Gesa Ufer: Zwei Jahre hat Nuran David Calis an seinem aktuellen Projekt gearbeitet: "Herero_Nama" heißt es und widmet sich einem Teil der deutschen Kolonialgeschichte, über die lange geschwiegen wurde, dem Mord des deutschen Kaiserreichs an circa 80.000 Herero und Nama in Namibia, der als erster Genozid des 20. Jahrhunderts in die Geschichte einging. Morgen Abend ist die Premiere von "Herero_Nama: A History of Violence" am Schauspiel Köln, und der Autor und Regisseur Nuran David Calis ist mir jetzt aus Köln zugeschaltet. Gab es für Sie eine Initialzündung, sich mit diesem Kapitel der Kolonialgeschichte auseinanderzusetzen?
Calis: Ich hatte zwei Standbeine, als ich mich diesem Thema angenähert habe. Das eine war natürlich meine persönliche Geschichte, die ich als Armenier im Kampf für die Anerkennung des Völkermords sozusagen in die eigene Biografie hineingeschrieben bekommen habe, und auch teilweise diesen aussichtslosen Kampf, den wir immer wieder geführt haben, um die Armenienfrage zu klären mit der Türkei. Das hat mich total berührt, dass die Herero und Nama einen ähnlichen Kampf schon etwas früher angefangen haben, um die Anerkennung des Völkermords für sich und für ihr Volk der breiteren Gesellschaft sichtbar zu machen.
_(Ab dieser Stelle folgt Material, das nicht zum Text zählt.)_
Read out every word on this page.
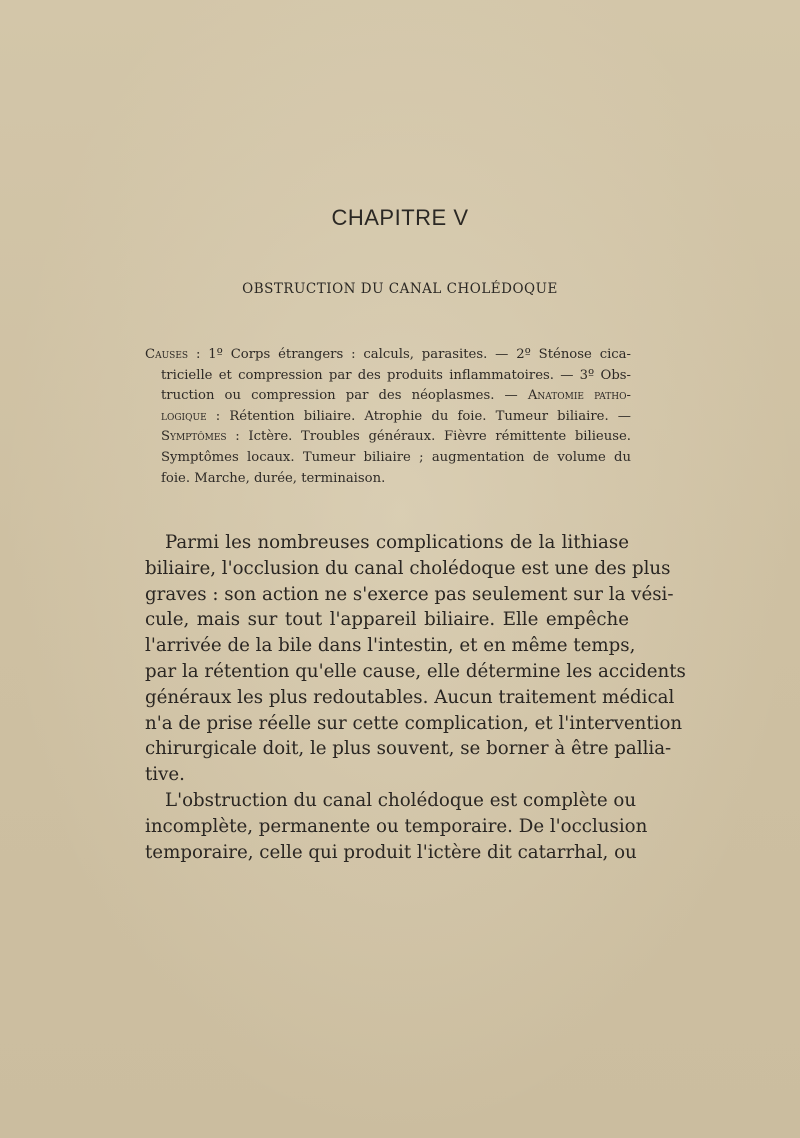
CHAPITRE V
OBSTRUCTION DU CANAL CHOLÉDOQUE
Causes : 1º Corps étrangers : calculs, parasites. — 2º Sténose cica-
tricielle et compression par des produits inflammatoires. — 3º Obs-
truction ou compression par des néoplasmes. — Anatomie patho-
logique : Rétention biliaire. Atrophie du foie. Tumeur biliaire. —
Symptômes : Ictère. Troubles généraux. Fièvre rémittente bilieuse.
Symptômes locaux. Tumeur biliaire ; augmentation de volume du
foie. Marche, durée, terminaison.
Parmi les nombreuses complications de la lithiase
biliaire, l'occlusion du canal cholédoque est une des plus
graves : son action ne s'exerce pas seulement sur la vési-
cule, mais sur tout l'appareil biliaire. Elle empêche
l'arrivée de la bile dans l'intestin, et en même temps,
par la rétention qu'elle cause, elle détermine les accidents
généraux les plus redoutables. Aucun traitement médical
n'a de prise réelle sur cette complication, et l'intervention
chirurgicale doit, le plus souvent, se borner à être pallia-
tive.
L'obstruction du canal cholédoque est complète ou
incomplète, permanente ou temporaire. De l'occlusion
temporaire, celle qui produit l'ictère dit catarrhal, ou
Ufer: Sie sprachen von zwei Standbeinen. Also einerseits diese armenische Geschichte, gibt es noch ein zweites?
Calis: Genau, das zweite war die momentane Situation der Flüchtlingsströme, die über das Mittelmeer nach Europa eindringen, und mir ist es zu einfach, zu sagen, dass man die Grenzen hochzieht und Ankerzentren in Nordafrika baut. Ich wollte den großen gesellschaftlichen und zeitlichen Zusammenhang verstehen, warum dieser Kontinent so nach Europa reindrückt, und da ist mir sichtbar geworden, dass wir eine 500-jährige Kolonialgeschichte hinter uns haben, in dem wir diesen Kontinent total kaputtgemacht haben, und jetzt kommt er Stück für Stück zurück.

"Wir waren schnell bei denen, die es getan haben"

Ufer: Wie nähern Sie sich dramaturgisch dem, was damals passiert ist, also wie verarbeiten Sie diese Geschichte auf der Bühne?
Calis: Also zunächst einmal sind wir selber Archäologen. Ich habe zum Beispiel ein deutsches Abitur, ein normales, und ich habe nichts über diese Kolonialgeschichte erfahren, und dann haben wir in Schulbüchern angefangen zu graben und zu gucken und uns selber die Frage zu stellen und zu befragen: 'Was ist da eigentlich passiert?' zusammen mit den beiden Vertretern der Herero und Nama in diesem Probenprozess.
Über diesen Aufbau, was ist da passiert, sind wir dann auch sehr schnell zu denen gekommen, die es eigentlich getan haben, also in das deutsche Kaiserreich und in das koloniale Denken haben wir versucht, uns hineinzubegeben, und aus dem Bereich, aus diesen zwei Teilen hat sich die Gegenwart sozusagen abgebildet, indem wir uns jetzt befragen, wie wir mit diesem Thema politisch umgehen müssen, weil ein Theater ist ja kein Gericht oder so etwas. Wir können nicht Schuld oder Unrecht sprechen, aber wir können eine höhere politische Debatte oder ein Gespräch, einen Diskurs versuchen anzustoßen.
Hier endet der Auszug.